In the second half of the programme Xian Zhang gave a triumphant performance of Tchaikovsky’s Fourth Symphony, which apart from an unfortunate momentary ‘blip’ near the beginning was also superbly realised. She properly retained the full woodwind section doubling the trumpets at the reappearance of the ‘Fate’ motif in the last movement (it is frequently omitted, especially in Russian performances, which gives no credit to the composer’s carefully judged scoring). I do however wish that some conductor would at some time maintain the momentum in this movement without inserted unauthorised pauses after the massive orchestral climaxes at bars 60 and 149 in the score; I realise the desire to make certain that the quiet entries immediately afterwards are not overhung with reverberation, but it does rob the music of its relentless onward drive which should not really be interrupted until the appearance of the ‘Fate’ theme like a spectre at the feast.
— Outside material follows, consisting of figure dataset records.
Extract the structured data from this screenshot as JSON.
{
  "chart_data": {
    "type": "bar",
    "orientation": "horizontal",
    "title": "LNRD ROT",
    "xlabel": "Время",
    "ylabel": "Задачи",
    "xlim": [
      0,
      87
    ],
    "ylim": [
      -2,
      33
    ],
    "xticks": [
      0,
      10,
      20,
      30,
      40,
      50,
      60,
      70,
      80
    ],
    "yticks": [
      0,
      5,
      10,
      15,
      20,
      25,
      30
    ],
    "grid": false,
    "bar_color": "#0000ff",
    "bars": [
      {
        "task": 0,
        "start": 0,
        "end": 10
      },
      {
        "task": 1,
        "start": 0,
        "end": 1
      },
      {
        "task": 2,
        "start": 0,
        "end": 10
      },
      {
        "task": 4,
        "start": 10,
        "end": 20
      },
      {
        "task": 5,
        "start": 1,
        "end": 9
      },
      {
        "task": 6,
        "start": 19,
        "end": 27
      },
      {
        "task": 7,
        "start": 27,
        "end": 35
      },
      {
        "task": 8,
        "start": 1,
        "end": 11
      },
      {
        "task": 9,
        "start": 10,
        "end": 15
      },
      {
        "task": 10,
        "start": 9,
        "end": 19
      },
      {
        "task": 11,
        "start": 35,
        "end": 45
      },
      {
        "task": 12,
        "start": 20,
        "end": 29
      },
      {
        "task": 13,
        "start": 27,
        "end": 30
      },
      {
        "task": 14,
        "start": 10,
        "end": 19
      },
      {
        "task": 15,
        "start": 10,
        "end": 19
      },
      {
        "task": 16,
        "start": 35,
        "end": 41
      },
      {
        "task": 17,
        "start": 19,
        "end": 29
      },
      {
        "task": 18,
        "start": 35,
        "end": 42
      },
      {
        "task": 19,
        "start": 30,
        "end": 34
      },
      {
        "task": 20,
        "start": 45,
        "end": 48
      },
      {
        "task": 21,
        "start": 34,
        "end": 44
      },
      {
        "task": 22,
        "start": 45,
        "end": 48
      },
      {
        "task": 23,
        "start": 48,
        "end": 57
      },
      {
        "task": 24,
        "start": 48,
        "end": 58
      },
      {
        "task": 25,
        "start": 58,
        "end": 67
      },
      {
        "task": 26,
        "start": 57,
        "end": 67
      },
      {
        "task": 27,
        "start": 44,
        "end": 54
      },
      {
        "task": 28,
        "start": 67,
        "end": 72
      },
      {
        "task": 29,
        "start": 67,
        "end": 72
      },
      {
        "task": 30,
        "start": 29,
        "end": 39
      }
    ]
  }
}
And the piano strings at the beginning of the pizzicato scherzo were just too quiet to really make an impact until some bars into the movement. But again these are very minor considerations in the context of a generally superb performance, where again the players responded marvellously to the dynamism of the conductor. One example of her superb control came in the same scherzo, where the entry of the brass was taken at just the right speed to avoid the piccolo counterpoint becoming a desperate gabble, as can sometimes happen; and the player Barbara Brown managed this difficult passage with deceptive ease and plenty of character. The audience cheered all the performers in this concert to the rafters, and quite rightly so.

In past seasons the Welsh National Opera Orchestra have linked their concert performances to the theme of the operas they are performing at the time, and this has produced programmes including many welcome rarities as well as shedding interesting insights on more familiar works. I am not sure whether this policy is being abandoned (the programme notes drew no such parallels on this occasion), but if the result is experiences of this quality and excitement I am not complaining. And while it is perhaps too easy to take for granted the superlative abilities of a well-established artist like Peter Donohoe; the evident future potential of a conductor like the young Xian Zhang is equally exciting to encounter.